As far as he was concerned, the whole spiel about carbon was just an excuse. The System had used that ploy to kill as many people as possible. Weed out the population, make Earth easy pickings. After all, if Logan failed his Save Humanity Quest, in less than a year, the population would drop to less than 60 million. Until then, the System kept them scrambling around to survive like a chicken with its head cut off while aliens from other worlds harvested animals and converted them into skill rings.

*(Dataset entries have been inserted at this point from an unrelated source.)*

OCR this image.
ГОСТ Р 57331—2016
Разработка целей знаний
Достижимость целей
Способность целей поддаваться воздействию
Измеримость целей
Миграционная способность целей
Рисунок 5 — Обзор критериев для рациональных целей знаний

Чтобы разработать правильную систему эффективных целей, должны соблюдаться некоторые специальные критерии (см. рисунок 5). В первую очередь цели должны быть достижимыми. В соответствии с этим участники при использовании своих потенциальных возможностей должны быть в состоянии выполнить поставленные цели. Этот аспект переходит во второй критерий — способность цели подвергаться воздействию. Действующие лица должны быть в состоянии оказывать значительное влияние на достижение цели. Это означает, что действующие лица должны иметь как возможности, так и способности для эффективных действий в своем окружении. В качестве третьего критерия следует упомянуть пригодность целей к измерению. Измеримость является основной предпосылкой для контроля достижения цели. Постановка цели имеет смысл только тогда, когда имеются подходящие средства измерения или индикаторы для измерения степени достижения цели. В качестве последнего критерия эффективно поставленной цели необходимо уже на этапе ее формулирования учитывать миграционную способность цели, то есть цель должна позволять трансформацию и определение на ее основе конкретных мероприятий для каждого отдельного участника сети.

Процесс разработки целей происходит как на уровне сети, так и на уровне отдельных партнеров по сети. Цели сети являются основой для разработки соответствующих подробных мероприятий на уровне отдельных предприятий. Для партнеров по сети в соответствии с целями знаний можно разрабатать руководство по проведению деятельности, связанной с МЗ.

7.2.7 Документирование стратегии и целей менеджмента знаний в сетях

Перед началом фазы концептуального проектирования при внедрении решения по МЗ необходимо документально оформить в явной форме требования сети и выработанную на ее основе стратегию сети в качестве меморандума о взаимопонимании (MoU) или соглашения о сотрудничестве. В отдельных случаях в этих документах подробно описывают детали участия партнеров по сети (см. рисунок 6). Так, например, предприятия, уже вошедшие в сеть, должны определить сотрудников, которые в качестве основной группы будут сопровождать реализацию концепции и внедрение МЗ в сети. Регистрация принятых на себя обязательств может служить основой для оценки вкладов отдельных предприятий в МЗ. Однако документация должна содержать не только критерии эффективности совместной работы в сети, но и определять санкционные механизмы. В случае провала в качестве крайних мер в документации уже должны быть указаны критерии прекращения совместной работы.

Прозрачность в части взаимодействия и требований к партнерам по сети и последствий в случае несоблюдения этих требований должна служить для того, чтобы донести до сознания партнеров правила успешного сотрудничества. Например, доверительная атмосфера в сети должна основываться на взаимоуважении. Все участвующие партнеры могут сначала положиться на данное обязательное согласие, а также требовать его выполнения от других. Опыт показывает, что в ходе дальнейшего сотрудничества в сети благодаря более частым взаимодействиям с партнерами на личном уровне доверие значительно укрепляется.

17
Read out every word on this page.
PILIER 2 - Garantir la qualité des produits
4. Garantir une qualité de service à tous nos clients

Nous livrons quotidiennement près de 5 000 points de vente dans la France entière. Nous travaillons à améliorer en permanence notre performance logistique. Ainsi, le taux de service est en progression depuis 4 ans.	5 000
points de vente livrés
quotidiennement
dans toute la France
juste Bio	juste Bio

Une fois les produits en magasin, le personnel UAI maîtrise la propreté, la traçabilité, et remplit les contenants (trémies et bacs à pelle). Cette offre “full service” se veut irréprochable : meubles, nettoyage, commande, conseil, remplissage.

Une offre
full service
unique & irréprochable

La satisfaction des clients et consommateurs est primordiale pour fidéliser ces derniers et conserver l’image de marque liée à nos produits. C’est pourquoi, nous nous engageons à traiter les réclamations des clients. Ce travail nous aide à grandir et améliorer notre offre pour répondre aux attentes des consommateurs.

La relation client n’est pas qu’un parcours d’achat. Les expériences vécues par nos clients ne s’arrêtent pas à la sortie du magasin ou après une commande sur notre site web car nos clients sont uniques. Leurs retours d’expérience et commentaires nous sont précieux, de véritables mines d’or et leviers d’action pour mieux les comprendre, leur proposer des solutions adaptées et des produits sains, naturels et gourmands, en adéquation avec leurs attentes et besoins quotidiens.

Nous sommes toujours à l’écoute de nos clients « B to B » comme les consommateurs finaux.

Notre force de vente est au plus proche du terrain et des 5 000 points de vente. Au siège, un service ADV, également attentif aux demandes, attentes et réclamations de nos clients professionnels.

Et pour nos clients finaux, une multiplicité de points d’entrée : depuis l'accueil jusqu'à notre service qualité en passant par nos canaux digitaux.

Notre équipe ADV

Those fuckers were going to pay.
If it was up to Logan, they had a hell storm of pain coming to them.
Grinding his teeth, Logan watched the six Thorins rush towards the incoming army. Grudgingly, Logan had to admit that for all the repulsiveness of the skill, it was impressive. He ran into the ‘evil’ rock army like a bulldozer, all five Thorins shaving off chunks of rock like he was slicing cheese. He was such a powerhouse that his army behind him wasn’t even needed. That wouldn’t serve him well in a tactician trial where the purpose was to lead your army to victory, but he must be gaining a hell of a lot of XP.
And yet, why hadn’t Thorin deployed that skill in the agility trial? Five different Thorins would have confused the hell out of the cannon balls.
Logan looked at the group. “Why didn’t he use that in the agility trial?”
There was a pause before all three of them gazed at him in disbelief.
A vein on Errol’s forehead throbbed. “Because it’s understood that you don’t use skills inside the attribute trial. Cheater, trickster.” Then with a faint mutter, “Plus, it’s been tried before. The cannon balls fly right past the clones. It only enrages them. Each person who’s tried deploying that skill ends up regretting it.”
Arsen gave him a less harsh but no less accusing stare.
They could stare all they wanted. After what he’d just learned, Logan wasn’t going to be lectured on fair play. Why don’t they try being boiled alive and see how they liked it!
And give him a break. How was Logan supposed to know they’d had an unwritten rule? No one had told him! And… if he were honest with himself, he might not have stayed within the rules even if he’d known.
Logan had always followed the rules—filed his taxes on time, followed the traffic laws—but that was before the apocalypse. Why should he follow a rule that seemed self imposed by another species? As far as he was concerned, if the rule didn’t come from the System, then it didn’t exist. If they called him a cheater, then so be it. They didn’t have friends and family relying on them, to them, it was a challenge and a way for Asthea to impress her mother. Logan was dealing with something greater, something life threatening… something world ending.
And someone who boiled sentient animals alive for skills didn’t have a leg to stand on.